School districts, PTAs, and parents across the country have grappled with the issue of banning chocolate and flavored milk for years, and a new study from Cornell sheds new light on just how counterproductive such bans really are.
According to the study, published in a recent issue of PLOS ONE, researchers for the Cornell Center for Behavioral Economics in Child Nutrition Programs have found that when chocolate milk is removed from school cafeterias, students aren’t reaching for non-flavored milk.
Instead, researchers found that students:
- Reduce consumption of non-flavored milk by 10 percent
- Waste 29 percent more milk than before the chocolate milk ban
- Consumed fewer calories and less sugar but also less protein and calcium
- Stopped eating school lunch altogether; participation in the school’s lunch program dropped by 7 percent
In the end, a ban on chocolate milk may be causing more harm than good.
"There are other ways to encourage kids to select white milk without banning the chocolate,” Brian Wansink, co-author and Director of the Cornell Food and Brand Lab, said. “Make white milk appear more convenient and more normal to select. Two quick and easy solutions are: Put the white milk in the front of the cooler and make sure that at least 1/3 to 1/2 of all the milk is white."
Read more from Cornell here or watch the embedded video above.
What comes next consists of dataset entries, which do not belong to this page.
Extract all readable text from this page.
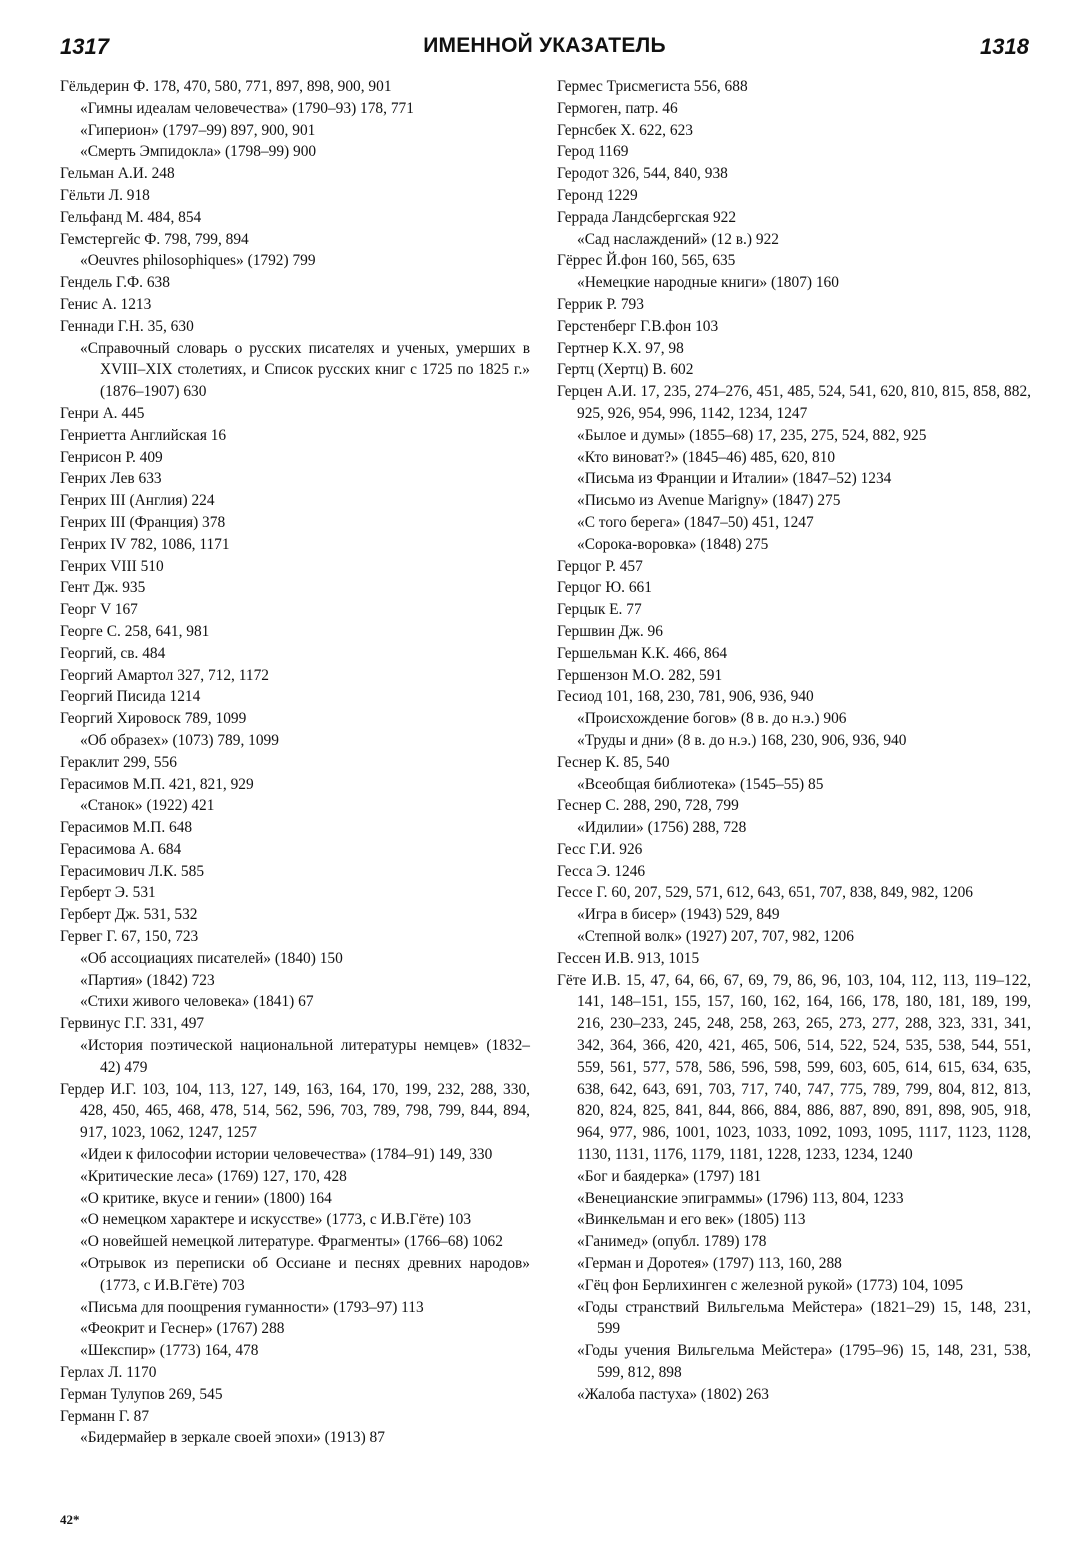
1317	ИМЕННОЙ УКАЗАТЕЛЬ	1318
Гёльдерин Ф. 178, 470, 580, 771, 897, 898, 900, 901
«Гимны идеалам человечества» (1790–93) 178, 771
«Гиперион» (1797–99) 897, 900, 901
«Смерть Эмпидокла» (1798–99) 900
Гельман А.И. 248
Гёльти Л. 918
Гельфанд М. 484, 854
Гемстергейс Ф. 798, 799, 894
«Oeuvres philosophiques» (1792) 799
Гендель Г.Ф. 638
Генис А. 1213
Геннади Г.Н. 35, 630
«Справочный словарь о русских писателях и ученых, умерших в XVIII–XIX столетиях, и Список русских книг с 1725 по 1825 г.» (1876–1907) 630
Генри А. 445
Генриетта Английская 16
Генрисон Р. 409
Генрих Лев 633
Генрих III (Англия) 224
Генрих III (Франция) 378
Генрих IV 782, 1086, 1171
Генрих VIII 510
Гент Дж. 935
Георг V 167
Георге С. 258, 641, 981
Георгий, св. 484
Георгий Амартол 327, 712, 1172
Георгий Писида 1214
Георгий Хировоск 789, 1099
«Об образех» (1073) 789, 1099
Гераклит 299, 556
Герасимов М.П. 421, 821, 929
«Станок» (1922) 421
Герасимов М.П. 648
Герасимова А. 684
Герасимович Л.К. 585
Герберт Э. 531
Герберт Дж. 531, 532
Гервег Г. 67, 150, 723
«Об ассоциациях писателей» (1840) 150
«Партия» (1842) 723
«Стихи живого человека» (1841) 67
Гервинус Г.Г. 331, 497
«История поэтической национальной литературы немцев» (1832–42) 479
Гердер И.Г. 103, 104, 113, 127, 149, 163, 164, 170, 199, 232, 288, 330, 428, 450, 465, 468, 478, 514, 562, 596, 703, 789, 798, 799, 844, 894, 917, 1023, 1062, 1247, 1257
«Идеи к философии истории человечества» (1784–91) 149, 330
«Критические леса» (1769) 127, 170, 428
«О критике, вкусе и гении» (1800) 164
«О немецком характере и искусстве» (1773, с И.В.Гёте) 103
«О новейшей немецкой литературе. Фрагменты» (1766–68) 1062
«Отрывок из переписки об Оссиане и песнях древних народов» (1773, с И.В.Гёте) 703
«Письма для поощрения гуманности» (1793–97) 113
«Феокрит и Геснер» (1767) 288
«Шекспир» (1773) 164, 478
Герлах Л. 1170
Герман Тулупов 269, 545
Германн Г. 87
«Бидермайер в зеркале своей эпохи» (1913) 87
Гермес Трисмегиста 556, 688
Гермоген, патр. 46
Гернсбек Х. 622, 623
Герод 1169
Геродот 326, 544, 840, 938
Геронд 1229
Геррада Ландсбергская 922
«Сад наслаждений» (12 в.) 922
Гёррес Й.фон 160, 565, 635
«Немецкие народные книги» (1807) 160
Геррик Р. 793
Герстенберг Г.В.фон 103
Гертнер К.Х. 97, 98
Гертц (Хертц) В. 602
Герцен А.И. 17, 235, 274–276, 451, 485, 524, 541, 620, 810, 815, 858, 882, 925, 926, 954, 996, 1142, 1234, 1247
«Былое и думы» (1855–68) 17, 235, 275, 524, 882, 925
«Кто виноват?» (1845–46) 485, 620, 810
«Письма из Франции и Италии» (1847–52) 1234
«Письмо из Avenue Marigny» (1847) 275
«С того берега» (1847–50) 451, 1247
«Сорока-воровка» (1848) 275
Герцог Р. 457
Герцог Ю. 661
Герцык Е. 77
Гершвин Дж. 96
Гершельман К.К. 466, 864
Гершензон М.О. 282, 591
Гесиод 101, 168, 230, 781, 906, 936, 940
«Происхождение богов» (8 в. до н.э.) 906
«Труды и дни» (8 в. до н.э.) 168, 230, 906, 936, 940
Геснер К. 85, 540
«Всеобщая библиотека» (1545–55) 85
Геснер С. 288, 290, 728, 799
«Идилии» (1756) 288, 728
Гесс Г.И. 926
Гесса Э. 1246
Гессе Г. 60, 207, 529, 571, 612, 643, 651, 707, 838, 849, 982, 1206
«Игра в бисер» (1943) 529, 849
«Степной волк» (1927) 207, 707, 982, 1206
Гессен И.В. 913, 1015
Гёте И.В. 15, 47, 64, 66, 67, 69, 79, 86, 96, 103, 104, 112, 113, 119–122, 141, 148–151, 155, 157, 160, 162, 164, 166, 178, 180, 181, 189, 199, 216, 230–233, 245, 248, 258, 263, 265, 273, 277, 288, 323, 331, 341, 342, 364, 366, 420, 421, 465, 506, 514, 522, 524, 535, 538, 544, 551, 559, 561, 577, 578, 586, 596, 598, 599, 603, 605, 614, 615, 634, 635, 638, 642, 643, 691, 703, 717, 740, 747, 775, 789, 799, 804, 812, 813, 820, 824, 825, 841, 844, 866, 884, 886, 887, 890, 891, 898, 905, 918, 964, 977, 986, 1001, 1023, 1033, 1092, 1093, 1095, 1117, 1123, 1128, 1130, 1131, 1176, 1179, 1181, 1228, 1233, 1234, 1240
«Бог и баядерка» (1797) 181
«Венецианские эпиграммы» (1796) 113, 804, 1233
«Винкельман и его век» (1805) 113
«Ганимед» (опубл. 1789) 178
«Герман и Доротея» (1797) 113, 160, 288
«Гёц фон Берлихинген с железной рукой» (1773) 104, 1095
«Годы странствий Вильгельма Мейстера» (1821–29) 15, 148, 231, 599
«Годы учения Вильгельма Мейстера» (1795–96) 15, 148, 231, 538, 599, 812, 898
«Жалоба пастуха» (1802) 263
42*
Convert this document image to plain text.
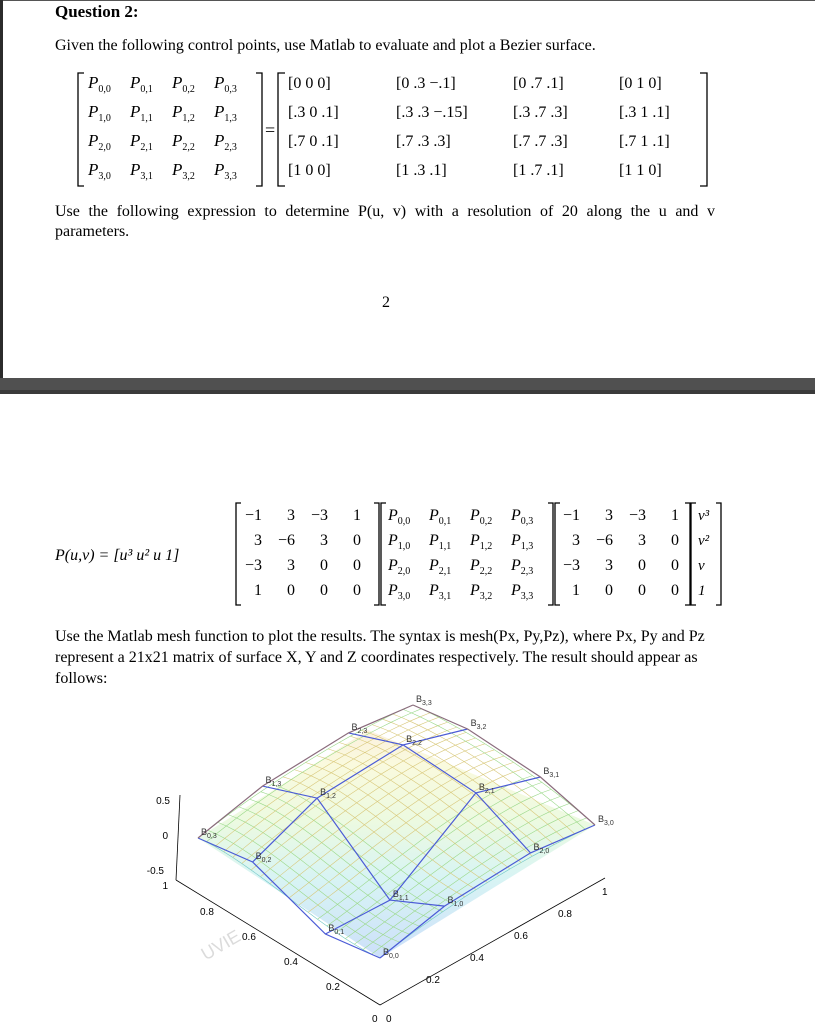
Question 2:
Given the following control points, use Matlab to evaluate and plot a Bezier surface.
$P_{0,0}$ $P_{0,1}$ $P_{0,2}$ $P_{0,3}$
$P_{1,0}$ $P_{1,1}$ $P_{1,2}$ $P_{1,3}$
$P_{2,0}$ $P_{2,1}$ $P_{2,2}$ $P_{2,3}$
$P_{3,0}$ $P_{3,1}$ $P_{3,2}$ $P_{3,3}$
=
[0 0 0]	[0 .3 −.1]	[0 .7 .1]	[0 1 0]
[.3 0 .1]	[.3 .3 −.15]	[.3 .7 .3]	[.3 1 .1]
[.7 0 .1]	[.7 .3 .3]	[.7 .7 .3]	[.7 1 .1]
[1 0 0]	[1 .3 .1]	[1 .7 .1]	[1 1 0]
Use the following expression to determine P(u, v) with a resolution of 20 along the u and v parameters.
2
P(u,v) = [u³ u² u 1]
−1 3 −3 1
3 −6 3 0
−3 3 0 0
1 0 0 0
$P_{0,0}$ $P_{0,1}$ $P_{0,2}$ $P_{0,3}$
$P_{1,0}$ $P_{1,1}$ $P_{1,2}$ $P_{1,3}$
$P_{2,0}$ $P_{2,1}$ $P_{2,2}$ $P_{2,3}$
$P_{3,0}$ $P_{3,1}$ $P_{3,2}$ $P_{3,3}$
−1 3 −3 1
3 −6 3 0
−3 3 0 0
1 0 0 0
v³
v²
v
1
Use the Matlab mesh function to plot the results. The syntax is mesh(Px, Py,Pz), where Px, Py and Pz represent a 21x21 matrix of surface X, Y and Z coordinates respectively. The result should appear as follows:
0.5
0
-0.5
1
0.8
0.6
0.4
0.2
1
0.8
0.6
0.4
0.2
0 0
$B_{3,3}$
$B_{2,3}$
$B_{3,2}$
$B_{2,2}$
$B_{1,3}$
$B_{1,2}$
$B_{3,1}$
$B_{0,3}$
$B_{2,1}$
$B_{3,0}$
$B_{0,2}$
$B_{2,0}$
$B_{1,1}$	$B_{1,0}$
$B_{0,1}$
$B_{0,0}$
UVIE
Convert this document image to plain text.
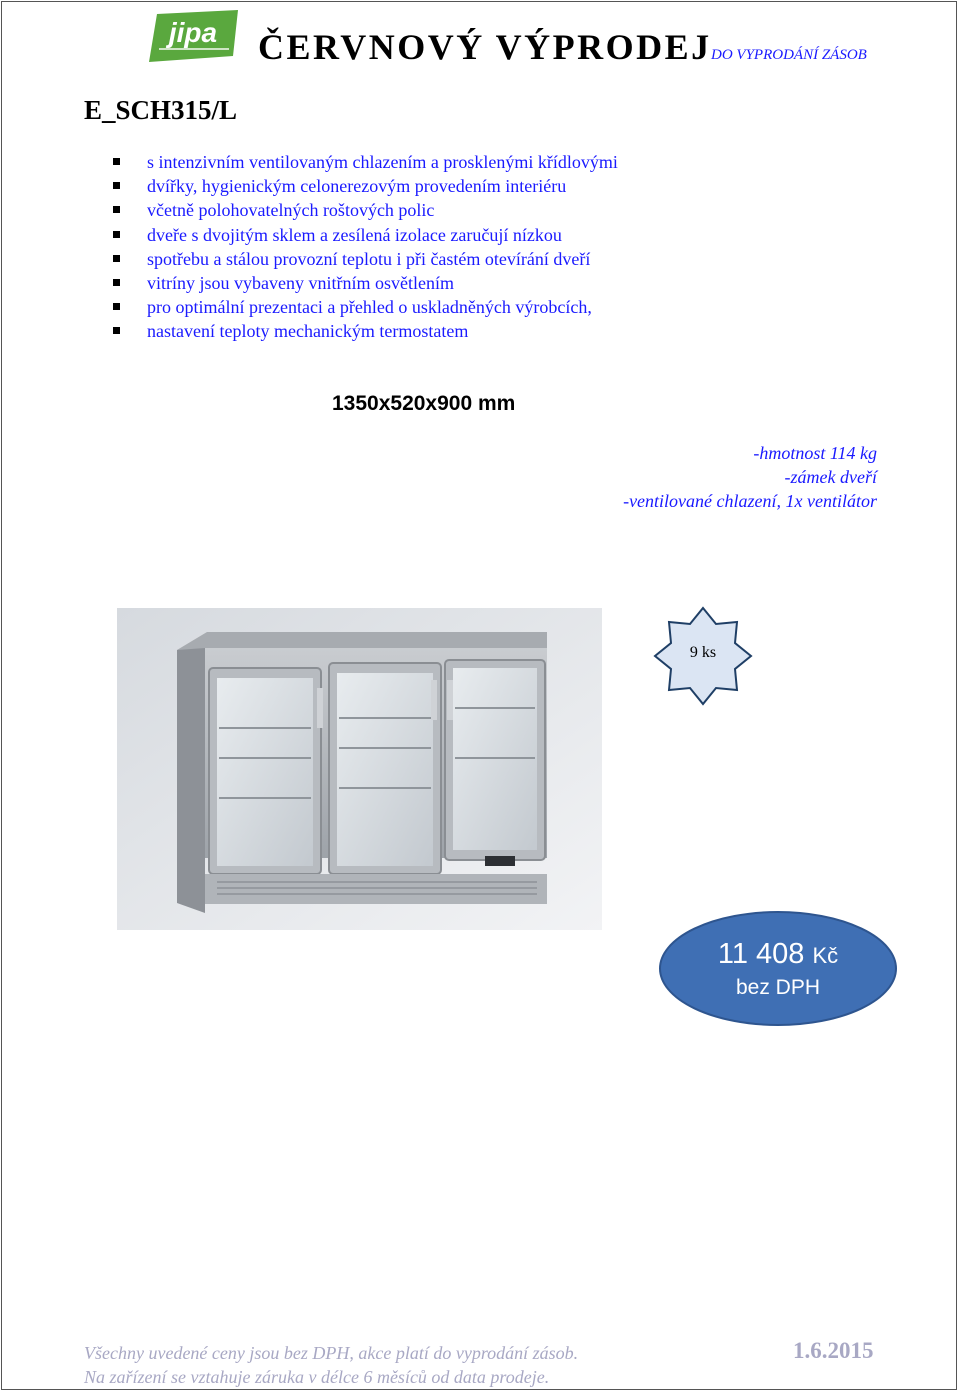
jipa ČERVNOVÝ VÝPRODEJ DO VYPRODÁNÍ ZÁSOB
E_SCH315/L
s intenzivním ventilovaným chlazením a prosklenými křídlovými
dvířky, hygienickým celonerezovým provedením interiéru
včetně polohovatelných roštových polic
dveře s dvojitým sklem a zesílená izolace zaručují nízkou
spotřebu a stálou provozní teplotu i při častém otevírání dveří
vitríny jsou vybaveny vnitřním osvětlením
pro optimální prezentaci a přehled o uskladněných výrobcích,
nastavení teploty mechanickým termostatem
1350x520x900 mm
-hmotnost 114 kg
-zámek dveří
-ventilované chlazení, 1x ventilátor
9 ks
11 408 Kč
bez DPH
Všechny uvedené ceny jsou bez DPH, akce platí do vyprodání zásob.
Na zařízení se vztahuje záruka v délce 6 měsíců od data prodeje.
1.6.2015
One Oregon school district found a similar result after chocolate milk was removed from lunch menus. However, less than a year after initially eliminating the popular drink to comply with the Healthy, Hunger Free Kids Act, the school reinstated chocolate milk after parents proved students weren’t turning to white milk and instead dumped an average of 72 percent of their non-flavored milk cartons each day. See, “Chocolate milk reinstated in Oregon school district.”
CNN’s Dr. Sanjay Gupta noted that “milk with sugar is better than none at all.”
“About half the students in the county live around the poverty level. For many, school lunch and breakfast are the main meals of the day,” Gupta said. “Without milk, local doctors said, kids weren't getting enough vitamin D, vitamin A, calcium, or potassium.”